Deep Learning for Computer Vision

Training details

Location

UPC North Campus

Start Date

07/09/2026

End Date

16/10/2026

Target Audiance

Student-Focused

Teaching language(s)

English / Catalan / Spanish

Organizing institution

Universitat Politècnica de Catalunya

Delivery mode

Hybrid

Level

Intermediate

Topics / Keywords

Computer Vision, Deep Learning, Convolutional Neural Networks, Image Classification, Object Detection, Semantic Segmentation, Instance Segmentation, Transfer Learning, Vision Transformers

This 3 ECTS course provides an introduction to deep learning methods for computer vision. It covers the fundamentals of digital images and visual tasks, followed by convolutional neural networks and their application to image classification, object detection, semantic segmentation, and instance segmentation.

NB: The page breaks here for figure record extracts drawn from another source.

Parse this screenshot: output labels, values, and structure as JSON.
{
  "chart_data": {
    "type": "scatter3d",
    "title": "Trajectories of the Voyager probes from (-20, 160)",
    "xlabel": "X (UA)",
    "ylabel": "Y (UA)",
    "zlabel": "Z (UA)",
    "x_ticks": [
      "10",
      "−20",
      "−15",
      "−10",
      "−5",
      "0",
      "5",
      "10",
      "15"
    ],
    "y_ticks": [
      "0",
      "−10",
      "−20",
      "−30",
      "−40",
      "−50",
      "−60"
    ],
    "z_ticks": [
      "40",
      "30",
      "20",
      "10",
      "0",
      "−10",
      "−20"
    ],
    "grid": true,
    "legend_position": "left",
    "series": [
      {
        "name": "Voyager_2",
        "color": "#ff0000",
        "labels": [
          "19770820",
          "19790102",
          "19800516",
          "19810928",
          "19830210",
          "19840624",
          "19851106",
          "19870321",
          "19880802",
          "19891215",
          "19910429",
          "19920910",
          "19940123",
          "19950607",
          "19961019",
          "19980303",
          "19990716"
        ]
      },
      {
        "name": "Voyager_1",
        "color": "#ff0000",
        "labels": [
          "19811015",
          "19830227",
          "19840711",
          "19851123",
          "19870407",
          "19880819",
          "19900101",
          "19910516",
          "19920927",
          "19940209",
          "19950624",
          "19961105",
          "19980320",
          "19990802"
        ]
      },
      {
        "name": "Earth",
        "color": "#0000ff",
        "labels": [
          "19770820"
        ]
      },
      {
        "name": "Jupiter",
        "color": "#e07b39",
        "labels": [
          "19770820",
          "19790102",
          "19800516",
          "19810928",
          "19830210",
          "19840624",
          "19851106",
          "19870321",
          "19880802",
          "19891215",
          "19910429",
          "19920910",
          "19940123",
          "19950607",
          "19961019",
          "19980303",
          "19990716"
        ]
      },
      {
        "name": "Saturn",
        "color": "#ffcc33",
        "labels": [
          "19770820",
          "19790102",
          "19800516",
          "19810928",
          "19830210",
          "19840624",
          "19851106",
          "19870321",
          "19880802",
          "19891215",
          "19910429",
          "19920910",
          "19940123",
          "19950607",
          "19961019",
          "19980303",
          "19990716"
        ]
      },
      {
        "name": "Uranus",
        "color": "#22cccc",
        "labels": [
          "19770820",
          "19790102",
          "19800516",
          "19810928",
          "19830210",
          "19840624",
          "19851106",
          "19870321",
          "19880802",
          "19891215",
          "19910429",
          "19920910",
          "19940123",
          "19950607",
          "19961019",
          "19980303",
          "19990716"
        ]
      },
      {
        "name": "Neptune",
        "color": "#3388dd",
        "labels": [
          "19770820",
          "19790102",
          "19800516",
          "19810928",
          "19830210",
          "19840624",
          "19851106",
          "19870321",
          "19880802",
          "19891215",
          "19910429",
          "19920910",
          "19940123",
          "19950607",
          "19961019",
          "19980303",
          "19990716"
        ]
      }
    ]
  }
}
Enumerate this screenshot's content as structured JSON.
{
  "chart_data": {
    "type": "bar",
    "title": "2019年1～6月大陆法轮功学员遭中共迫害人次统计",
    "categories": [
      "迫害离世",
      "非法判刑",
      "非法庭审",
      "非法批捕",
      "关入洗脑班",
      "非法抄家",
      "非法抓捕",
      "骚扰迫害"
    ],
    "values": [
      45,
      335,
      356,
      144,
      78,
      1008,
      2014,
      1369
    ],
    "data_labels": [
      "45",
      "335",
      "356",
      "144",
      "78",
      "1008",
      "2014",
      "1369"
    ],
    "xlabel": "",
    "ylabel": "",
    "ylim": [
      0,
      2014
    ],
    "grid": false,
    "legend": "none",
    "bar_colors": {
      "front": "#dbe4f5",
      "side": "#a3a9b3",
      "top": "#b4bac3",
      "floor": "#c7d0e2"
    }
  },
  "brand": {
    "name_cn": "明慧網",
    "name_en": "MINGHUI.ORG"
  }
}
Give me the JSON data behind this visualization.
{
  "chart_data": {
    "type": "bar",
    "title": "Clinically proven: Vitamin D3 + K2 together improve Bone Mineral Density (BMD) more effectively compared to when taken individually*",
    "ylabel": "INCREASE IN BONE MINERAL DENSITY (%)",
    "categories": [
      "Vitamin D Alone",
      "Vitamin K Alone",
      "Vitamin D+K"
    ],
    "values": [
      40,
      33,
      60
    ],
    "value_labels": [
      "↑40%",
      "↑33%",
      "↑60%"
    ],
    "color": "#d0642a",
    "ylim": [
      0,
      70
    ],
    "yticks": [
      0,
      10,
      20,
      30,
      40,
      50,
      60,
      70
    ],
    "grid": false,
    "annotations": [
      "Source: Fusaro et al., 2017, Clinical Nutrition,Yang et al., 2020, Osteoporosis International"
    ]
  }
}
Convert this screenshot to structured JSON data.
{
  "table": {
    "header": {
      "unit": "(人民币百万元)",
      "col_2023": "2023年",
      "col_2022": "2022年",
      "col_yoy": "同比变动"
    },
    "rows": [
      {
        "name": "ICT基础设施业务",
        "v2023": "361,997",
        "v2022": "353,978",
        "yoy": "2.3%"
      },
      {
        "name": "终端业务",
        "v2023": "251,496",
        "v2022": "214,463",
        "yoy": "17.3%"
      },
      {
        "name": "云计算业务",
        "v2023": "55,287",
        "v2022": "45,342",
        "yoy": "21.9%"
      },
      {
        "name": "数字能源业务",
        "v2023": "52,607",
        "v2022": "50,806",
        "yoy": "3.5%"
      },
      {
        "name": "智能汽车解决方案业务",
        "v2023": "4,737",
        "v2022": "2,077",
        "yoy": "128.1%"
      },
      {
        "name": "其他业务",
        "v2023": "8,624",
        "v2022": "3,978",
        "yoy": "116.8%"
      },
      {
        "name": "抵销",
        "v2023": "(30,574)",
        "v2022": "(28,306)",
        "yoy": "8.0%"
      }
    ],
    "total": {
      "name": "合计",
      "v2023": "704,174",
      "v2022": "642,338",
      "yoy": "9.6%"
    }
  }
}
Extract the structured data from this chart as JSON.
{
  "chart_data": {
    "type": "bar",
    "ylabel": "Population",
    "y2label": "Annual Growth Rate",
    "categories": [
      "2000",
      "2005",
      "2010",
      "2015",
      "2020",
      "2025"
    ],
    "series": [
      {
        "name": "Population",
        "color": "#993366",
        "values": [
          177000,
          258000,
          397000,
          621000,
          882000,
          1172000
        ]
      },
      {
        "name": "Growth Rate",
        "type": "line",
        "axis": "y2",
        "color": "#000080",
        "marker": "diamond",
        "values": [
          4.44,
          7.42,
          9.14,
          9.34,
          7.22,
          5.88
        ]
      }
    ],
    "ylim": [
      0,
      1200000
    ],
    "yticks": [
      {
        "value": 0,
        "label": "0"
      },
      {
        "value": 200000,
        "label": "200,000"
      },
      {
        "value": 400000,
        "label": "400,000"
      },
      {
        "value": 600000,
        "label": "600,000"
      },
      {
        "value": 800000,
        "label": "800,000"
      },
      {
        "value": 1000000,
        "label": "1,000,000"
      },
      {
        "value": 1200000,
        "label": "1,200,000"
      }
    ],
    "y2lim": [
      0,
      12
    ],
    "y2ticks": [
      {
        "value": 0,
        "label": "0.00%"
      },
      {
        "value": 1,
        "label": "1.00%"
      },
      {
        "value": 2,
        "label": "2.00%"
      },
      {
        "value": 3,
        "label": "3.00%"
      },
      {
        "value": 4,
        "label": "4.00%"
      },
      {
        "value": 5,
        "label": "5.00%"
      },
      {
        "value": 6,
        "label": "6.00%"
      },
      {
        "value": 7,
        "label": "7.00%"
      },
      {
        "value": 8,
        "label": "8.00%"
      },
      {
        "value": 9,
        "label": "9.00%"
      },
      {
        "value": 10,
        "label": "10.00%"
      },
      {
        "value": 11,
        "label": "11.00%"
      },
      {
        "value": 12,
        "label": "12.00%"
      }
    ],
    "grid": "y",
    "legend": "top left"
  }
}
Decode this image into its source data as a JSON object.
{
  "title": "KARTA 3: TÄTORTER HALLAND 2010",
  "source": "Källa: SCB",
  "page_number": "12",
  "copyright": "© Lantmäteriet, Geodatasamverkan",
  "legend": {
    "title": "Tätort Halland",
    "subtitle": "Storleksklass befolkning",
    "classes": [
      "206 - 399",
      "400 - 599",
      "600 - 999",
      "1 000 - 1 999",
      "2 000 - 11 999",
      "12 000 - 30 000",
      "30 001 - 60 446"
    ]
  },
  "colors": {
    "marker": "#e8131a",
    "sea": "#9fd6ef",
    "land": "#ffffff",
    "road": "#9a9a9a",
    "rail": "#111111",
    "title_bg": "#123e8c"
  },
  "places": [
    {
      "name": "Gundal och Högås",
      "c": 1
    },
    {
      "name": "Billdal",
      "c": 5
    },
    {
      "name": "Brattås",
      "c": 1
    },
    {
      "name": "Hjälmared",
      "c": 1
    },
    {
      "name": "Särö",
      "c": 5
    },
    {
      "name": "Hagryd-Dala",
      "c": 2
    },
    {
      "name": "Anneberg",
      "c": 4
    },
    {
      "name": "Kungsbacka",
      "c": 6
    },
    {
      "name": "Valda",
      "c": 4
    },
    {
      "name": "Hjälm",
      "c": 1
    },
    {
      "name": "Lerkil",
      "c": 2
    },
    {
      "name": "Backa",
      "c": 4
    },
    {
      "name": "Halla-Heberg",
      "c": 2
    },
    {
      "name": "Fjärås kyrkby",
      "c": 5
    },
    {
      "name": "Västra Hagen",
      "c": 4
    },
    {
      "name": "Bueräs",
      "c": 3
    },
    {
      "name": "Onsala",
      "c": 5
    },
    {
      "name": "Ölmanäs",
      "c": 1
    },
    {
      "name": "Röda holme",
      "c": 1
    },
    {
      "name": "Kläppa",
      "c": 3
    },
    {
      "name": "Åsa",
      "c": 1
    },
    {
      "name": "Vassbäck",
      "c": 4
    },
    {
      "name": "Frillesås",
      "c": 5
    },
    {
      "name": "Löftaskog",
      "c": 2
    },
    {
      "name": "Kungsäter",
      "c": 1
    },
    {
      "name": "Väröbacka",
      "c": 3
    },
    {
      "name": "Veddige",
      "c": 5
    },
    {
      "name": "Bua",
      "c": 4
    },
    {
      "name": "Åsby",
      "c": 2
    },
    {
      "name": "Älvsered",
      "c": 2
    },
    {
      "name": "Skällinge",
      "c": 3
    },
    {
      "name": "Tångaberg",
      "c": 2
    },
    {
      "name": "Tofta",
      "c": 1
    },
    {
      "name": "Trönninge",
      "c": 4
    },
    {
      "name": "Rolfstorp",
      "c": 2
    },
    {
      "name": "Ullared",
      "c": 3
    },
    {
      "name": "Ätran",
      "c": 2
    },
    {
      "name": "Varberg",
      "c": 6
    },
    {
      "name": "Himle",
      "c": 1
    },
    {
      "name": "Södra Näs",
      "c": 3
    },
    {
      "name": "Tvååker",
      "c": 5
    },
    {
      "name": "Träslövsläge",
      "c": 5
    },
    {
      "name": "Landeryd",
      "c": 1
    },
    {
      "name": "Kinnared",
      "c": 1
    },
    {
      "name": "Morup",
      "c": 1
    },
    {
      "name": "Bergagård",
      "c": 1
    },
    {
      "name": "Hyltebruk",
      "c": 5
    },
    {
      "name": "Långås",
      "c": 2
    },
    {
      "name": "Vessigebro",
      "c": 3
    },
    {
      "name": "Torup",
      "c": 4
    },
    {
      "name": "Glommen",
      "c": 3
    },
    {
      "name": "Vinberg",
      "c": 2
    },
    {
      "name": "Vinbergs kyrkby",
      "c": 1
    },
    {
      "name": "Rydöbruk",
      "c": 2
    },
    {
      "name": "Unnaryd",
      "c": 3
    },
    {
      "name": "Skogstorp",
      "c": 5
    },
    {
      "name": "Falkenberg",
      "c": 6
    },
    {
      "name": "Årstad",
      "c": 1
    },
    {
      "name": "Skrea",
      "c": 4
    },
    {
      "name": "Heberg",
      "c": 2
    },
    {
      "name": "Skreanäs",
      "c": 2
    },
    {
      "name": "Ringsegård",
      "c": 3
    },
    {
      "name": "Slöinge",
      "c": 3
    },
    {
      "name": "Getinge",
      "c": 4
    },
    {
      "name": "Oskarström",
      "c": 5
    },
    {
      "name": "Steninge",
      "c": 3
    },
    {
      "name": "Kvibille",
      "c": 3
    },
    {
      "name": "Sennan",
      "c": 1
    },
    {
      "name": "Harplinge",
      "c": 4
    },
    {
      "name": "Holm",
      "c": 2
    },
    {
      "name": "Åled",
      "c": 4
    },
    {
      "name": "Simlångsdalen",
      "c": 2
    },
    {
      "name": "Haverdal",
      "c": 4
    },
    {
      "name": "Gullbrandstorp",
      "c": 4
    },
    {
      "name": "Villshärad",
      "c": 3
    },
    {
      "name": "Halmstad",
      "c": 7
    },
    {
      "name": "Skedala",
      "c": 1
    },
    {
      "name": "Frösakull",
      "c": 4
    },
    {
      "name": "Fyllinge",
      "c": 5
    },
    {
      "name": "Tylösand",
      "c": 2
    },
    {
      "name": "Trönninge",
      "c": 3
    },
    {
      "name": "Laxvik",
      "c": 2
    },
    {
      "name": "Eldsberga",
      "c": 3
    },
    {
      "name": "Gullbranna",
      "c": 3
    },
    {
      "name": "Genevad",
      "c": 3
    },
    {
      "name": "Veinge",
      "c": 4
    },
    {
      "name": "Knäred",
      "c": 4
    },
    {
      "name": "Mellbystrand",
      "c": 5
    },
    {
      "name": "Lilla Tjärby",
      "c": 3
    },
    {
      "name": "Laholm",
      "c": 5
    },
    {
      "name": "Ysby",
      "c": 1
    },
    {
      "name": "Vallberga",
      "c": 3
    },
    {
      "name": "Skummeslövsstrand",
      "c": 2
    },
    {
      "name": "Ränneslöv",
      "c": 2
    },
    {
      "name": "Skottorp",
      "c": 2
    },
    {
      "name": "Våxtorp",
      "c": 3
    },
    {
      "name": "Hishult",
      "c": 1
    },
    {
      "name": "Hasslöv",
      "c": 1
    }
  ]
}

The course concludes with an outlook on attention-based models in computer vision.

What You Will Learn

Learning objectives:

The main objectives of this course are to:

  • Understand the fundamentals of digital images and core computer vision tasks
  • Understand the principles of deep learning and representation learning for visual data
  • Design, train, and evaluate convolutional neural networks for image analysis
  • Apply modern CNN architectures using transfer learning and fine-tuning
  • Understand object detection, semantic segmentation, and instance segmentation pipelines
  • Become familiar with emerging attention-based approaches in computer vision

Learning outcomes:

By the end of this course, participants will be able to:

  • Explain how digital images are represented and processed by neural networks
  • Distinguish between image classification, object detection, semantic segmentation, and instance segmentation
  • Train and evaluate convolutional neural networks for image classification tasks
  • Apply transfer learning using modern deep learning architectures
  • Understand detection and segmentation pipelines and their evaluation metrics
  • Recognize current trends beyond convolution-based models in computer vision

Agenda

Agenda:

Week 1. Introduction to Computer Vision and Digital Images

  • What is computer vision?
  • Digital image representation
  • Core computer vision tasks: classification, detection, semantic segmentation, instance segmentation
  • From handcrafted features to deep learning

Week 2. Deep Learning Foundations

  • From machine learning to deep learning
  • Neural networks and nonlinear representation learning
  • Loss functions and optimization
  • Overfitting, regularization, and generalization
  • Practical training strategies

Week 3. Convolutional Neural Networks and Architectures

  • Convolution, pooling, activation, and normalization layers
  • CNN architectures
  • Transfer learning and fine-tuning
  • Evaluation metrics for image classification

Week 4. Object Detection

  • Problem formulation
  • Two-stage and one-stage detectors (e.g. Faster R-CNN, YOLO)
  • Evaluation metrics

Week 5. Semantic and Instance Segmentation

  • Problem formulation
  • Fully convolutional networks and U-Net-based architectures
  • From detection to instance-level segmentation
  • Instance segmentation architectures (e.g. Mask R-CNN)
  • Evaluation metrics

Week 6. Attention Mechanisms and Vision Transformers

  • Limitations of convolution-based approaches
  • Attention mechanisms: intuition and motivation
  • Vision Transformers (ViT): high-level overview
  • CNNs vs Vision Transformers: strengths and limitations

Instructor name(s)

  • Verónica Vilaplana
  • Maria Ysern
  • Sigrid Vila

Instructor's biography

Verónica Vilaplana is an Associate Professor at the Universitat Politècnica de Catalunya (UPC) and a member of the Intelligent Data Science and Artificial Intelligence Research Center (IDEAI). Her research focuses on deep learning and computer vision, with a strong emphasis on image segmentation, representation learning, and medical image analysis. She has extensive experience leading and participating in national and European research projects, as well as in teaching and supervising undergraduate, master’s, and doctoral students.

Course Description

This course is designed to provide a solid and self-contained foundation in deep learning for computer vision. Starting from the representation of digital images and the definition of core visual tasks, the course introduces the principles of deep learning and convolutional neural networks as the dominant paradigm for visual understanding.

Participants will learn how modern CNN architectures are designed, trained, and evaluated, and how they are applied to key computer vision problems such as image classification, object detection, semantic segmentation, and instance segmentation. Practical considerations such as transfer learning, data augmentation, and evaluation metrics are emphasized throughout the course.

The course concludes with an overview of attention-based models and Vision Transformers, providing context on current trends in computer vision without assuming prior exposure to transformer architectures.

Prerequisites

Prerequisites:

  • Basic programming skills in Python
  • Introductory knowledge of machine learning

Certificate/badge details

Certificate of Achievement

Technical setup

Computer with internet access; access to open‑source tools; access to Google Colab.